WASHINGTON, Conn. (AP) — A 170-year-old Connecticut boarding school has changed its name to honor its abolitionist founder.

The Gunnery, a co-ed college preparatory school with an enrollment of just over 300 students from 25 states and 17 countries, has announced it will now be known as the Frederick Gunn School.

Gunn founded the private school in 1850 with the idea of providing a place that would treat all students fairly, regardless of color or gender, school officials said.

Peter Becker, the head of the school, told the Republican-American newspaper that the Gunnery has not always lived up to Gunn’s ideals and the name change was made in part to remind the community of what he stood for.
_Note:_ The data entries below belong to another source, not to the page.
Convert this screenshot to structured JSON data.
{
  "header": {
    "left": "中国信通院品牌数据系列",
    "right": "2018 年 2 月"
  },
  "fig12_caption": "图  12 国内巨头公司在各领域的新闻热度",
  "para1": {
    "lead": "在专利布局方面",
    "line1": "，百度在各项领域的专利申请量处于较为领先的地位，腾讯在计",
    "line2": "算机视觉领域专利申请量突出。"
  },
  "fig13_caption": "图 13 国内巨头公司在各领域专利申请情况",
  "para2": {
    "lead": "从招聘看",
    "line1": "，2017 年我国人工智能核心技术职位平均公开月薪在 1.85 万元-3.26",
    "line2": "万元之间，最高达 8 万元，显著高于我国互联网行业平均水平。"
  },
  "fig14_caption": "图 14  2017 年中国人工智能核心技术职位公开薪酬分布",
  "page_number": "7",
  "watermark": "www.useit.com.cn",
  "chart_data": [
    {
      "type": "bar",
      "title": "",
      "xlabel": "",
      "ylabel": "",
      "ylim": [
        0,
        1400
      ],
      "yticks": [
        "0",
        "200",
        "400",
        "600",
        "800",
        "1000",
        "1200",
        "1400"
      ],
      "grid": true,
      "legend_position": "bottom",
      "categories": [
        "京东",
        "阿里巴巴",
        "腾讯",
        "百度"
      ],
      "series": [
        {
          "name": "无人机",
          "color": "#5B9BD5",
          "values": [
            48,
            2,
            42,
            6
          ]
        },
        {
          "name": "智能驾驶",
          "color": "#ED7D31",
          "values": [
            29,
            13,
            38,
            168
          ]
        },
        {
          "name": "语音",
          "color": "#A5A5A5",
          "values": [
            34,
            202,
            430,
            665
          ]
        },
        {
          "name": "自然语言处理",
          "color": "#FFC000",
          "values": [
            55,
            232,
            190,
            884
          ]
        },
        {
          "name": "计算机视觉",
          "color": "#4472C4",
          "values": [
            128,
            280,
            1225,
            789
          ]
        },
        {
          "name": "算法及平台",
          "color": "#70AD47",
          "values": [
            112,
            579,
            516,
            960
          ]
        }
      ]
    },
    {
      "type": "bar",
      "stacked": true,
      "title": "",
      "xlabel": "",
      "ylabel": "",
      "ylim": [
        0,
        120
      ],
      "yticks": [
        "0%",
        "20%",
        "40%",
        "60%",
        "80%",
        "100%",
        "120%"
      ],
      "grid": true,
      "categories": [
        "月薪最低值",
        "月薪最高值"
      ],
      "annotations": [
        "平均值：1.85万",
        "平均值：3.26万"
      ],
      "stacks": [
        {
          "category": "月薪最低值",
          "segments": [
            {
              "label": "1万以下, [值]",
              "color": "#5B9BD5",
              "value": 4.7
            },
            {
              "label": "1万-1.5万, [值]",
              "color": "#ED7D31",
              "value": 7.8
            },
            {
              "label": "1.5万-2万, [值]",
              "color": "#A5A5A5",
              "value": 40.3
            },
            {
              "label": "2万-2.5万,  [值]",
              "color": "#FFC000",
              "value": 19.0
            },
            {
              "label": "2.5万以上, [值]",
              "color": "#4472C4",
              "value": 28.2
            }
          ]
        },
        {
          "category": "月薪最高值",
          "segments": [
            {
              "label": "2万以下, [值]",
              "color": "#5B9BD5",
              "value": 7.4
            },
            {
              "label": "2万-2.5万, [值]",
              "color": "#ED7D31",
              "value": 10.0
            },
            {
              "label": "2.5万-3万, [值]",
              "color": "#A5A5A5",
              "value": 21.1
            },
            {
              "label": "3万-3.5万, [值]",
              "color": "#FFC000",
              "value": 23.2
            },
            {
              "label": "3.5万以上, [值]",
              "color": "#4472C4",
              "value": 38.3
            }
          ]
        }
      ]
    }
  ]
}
Gunn led the Underground Railroad in Litchfield County. He also founded the nation’s first summer camp, the Gunnery Camp, in 1861, according to the American Camp Association.

“A school founded by an outspoken abolitionist should really be a place that is unafraid to welcome and fully include all people,” Becker said. “There are definitely moments in our history that we haven’t done that, in ways that I think Frederick Gunn would have. In part, the name is a declaration that that’s something we’re committed to.”

The name change went into effect on July 25, but was approved by the school’s board of trustees in January.

Becker said he anticipates criticism from people who incorrectly believe the renaming is linked to the Black Lives Matter movement. He called the timing a “facinating coincidence.”